Brad Will went to Mexico to document an uprising. He ended up filming his own murder.

click to enlarge Independent journalist Brad Will spent years covering Latin American protests before he was killed on the job in October 2006. - Courtesy bradwill.org
Courtesy bradwill.org
Independent journalist Brad Will spent years covering Latin American protests before he was killed on the job in October 2006.

Throughout the summer and fall of 2006, the southern Mexican state of Oaxaca was on fire. Police squads rolled through the cobblestone streets of this colonial state capital, the hired guns of an unpopular governor, peppering with automatic weapons the barricades erected by masked rebels. Hundreds were killed, wounded or imprisoned.

Brad Will, a 36-year-old video journalist for New York Indymedia, felt he had to be there.

When Will arrived, foreign journalists were being treated as terrorists by the government-controlled media: "¡Si ves a un gringo con cámara, mátalo!" the radio chattered. "If you see a gringo with a camera, kill him!"

For much of the afternoon of Oct. 27, Will had been filming armed confrontations on the barricades just outside the city. He was trapped in the middle of a narrow street while gunshots boomed all around him, but he kept filming, looking for the money shot.

He found it: On his final bits of tape, you see two killers perfectly framed up, their guns firing. You hear the fatal shot and experience Will's shudder of dismay as the camera tumbles from his hands and bounces along the sidewalk. Photos taken at the same time by the Mexican newspaper El Universal show the same gunmen.

By all visible evidence, Will filmed his own murder. But this is Mexico, and Will's apparent killers continue to live in Oaxaca, free and, it seems, untouchable.

Heading South

As acivists go, Will was out there. He had perched atop the Fifth Street squat on Manhattan's Lower East Side, where he had lived for years, waving his long arms like Big Bird as the wrecking ball swung in. He had been dragged out of City Hall, where he arrived dressed as a sunflower to rescue the neighborhood's community gardens. He was an anarchist and a freegan who tried to subsist on what others threw out. He was also a child of privilege from Chicago's wealthy North Shore who left to join what his fellow activists called the social-change movement.

Will traveled throughout Latin America interviewing labor leaders.

He hosted an incendiary weekly show on Steal This Radio, a pirate station, and he was an early part of Indymedia, the Web publication that grew out of the World Trade Organization protests that rocked Seattle in 1999.

With his long hair neatly tied back and parted down the middle, his granny glasses and fringe beard, and his fierce commitment to building community, Will seemed to have emerged whole from the time before Nixon.

He considered himself an independent journalist, someone who used the Internet and his own video cameras to track and record his causes.

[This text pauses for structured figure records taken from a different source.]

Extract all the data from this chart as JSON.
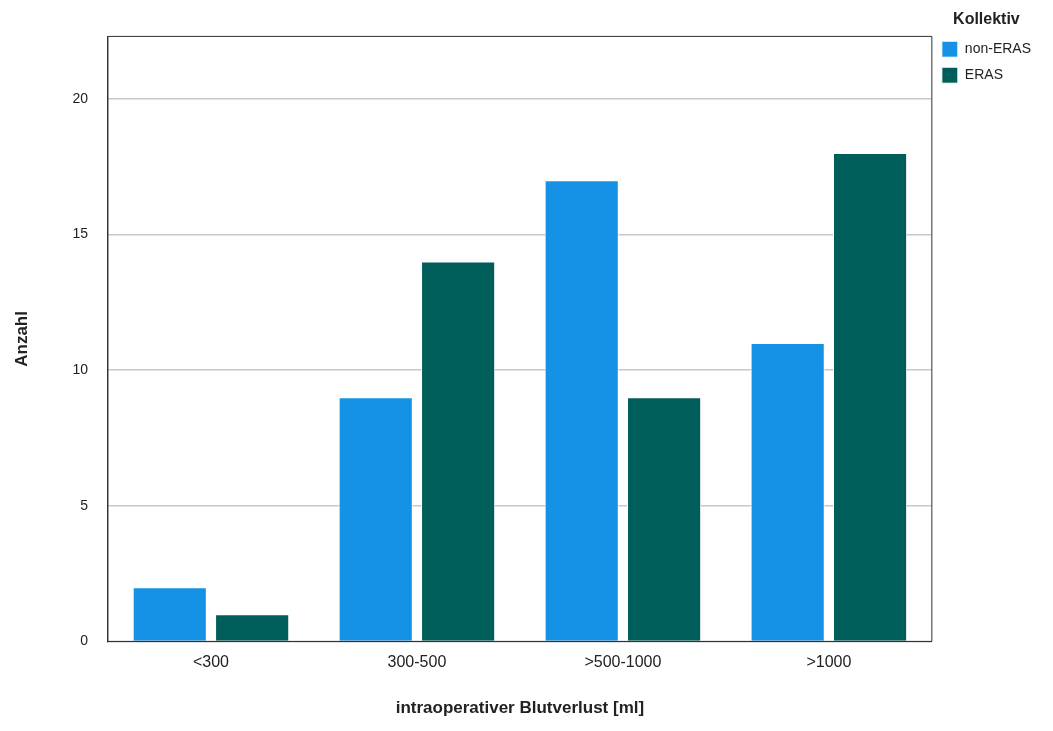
{
  "chart_data": {
    "type": "bar",
    "xlabel": "intraoperativer Blutverlust [ml]",
    "ylabel": "Anzahl",
    "legend_title": "Kollektiv",
    "categories": [
      "<300",
      "300-500",
      ">500-1000",
      ">1000"
    ],
    "series": [
      {
        "name": "non-ERAS",
        "color": "#1592e6",
        "values": [
          2,
          9,
          17,
          11
        ]
      },
      {
        "name": "ERAS",
        "color": "#005e5a",
        "values": [
          1,
          14,
          9,
          18
        ]
      }
    ],
    "ylim": [
      0,
      22.3
    ],
    "yticks": [
      0,
      5,
      10,
      15,
      20
    ],
    "grid": "y",
    "legend": "top right"
  }
}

Will's journey to the place he would die began right after 9/11. Dyan Neary, an activist and his former girlfriend, met Will in the elevator coming down from the WBAI studios on South Street, where Amy Goodman of Democracy Now! had been broadcasting commentary and reports about the attack on the World Trade Center.

"We walked down the piles. They were still smoking," Neary remembers. "We were both really scared. We thought this was not going to be resolved soon. Maybe never. So we thought we should go to Latin America, where people were still fighting."

Will and Neary spent most of 2002 and 2003 roaming the landscape of Latin America. In Fortaleza, Brazil, they confronted the director of the InterAmerican Development Bank during riotous street protests. They went to Bolivia and interviewed Evo Morales, who would later become that country's president, and traveled in the province of Chapare with the coca growers' federation. They hung out in Cochabamba with labor leader Oscar Oliviera, who had fought to keep U.S. engineering company Bechtel from taking over the city's water system. Everywhere they went, they sought out pirate radio projects and offered their support.

In February 2005, Will was in Brazil filming the resistance of 12,000 squatters at a camp near the city of Goiania in Goias state when the military police swept in, killing two and jailing hundreds. On his videos, you can hear the live ammunition zinging all around him. Will was reportedly beaten and held by the police.

Undaunted, he picked up his camera and went back through Peru and Bolivia. When the money ran out, he flew to New York to figure out how to raise enough scratch for the next trip south.

In early 2006, he returned to Mexico, tracking Zapatista spokesman Subcomandante Insurgente Marcos and the Zapatistas' anticapitalist "Other Campaign" through the Mayan villages on the Yucatán Peninsula.

In the spring of 2006, Will was back in New York, keeping track of the Other Campaign and a burgeoning rebellion in Oaxaca on the Internet from his room in Williamsburg, Brooklyn.

He was itching to go to Mexico again, friends say, but worried that he would just be one more white guy getting in the way. In the end, the lure of what was going on in Oaxaca pulled him in. He bought a ticket, caught the airport shuttle from Brooklyn to JFK, and flew south Sept. 29. His return was set for Oct. 28.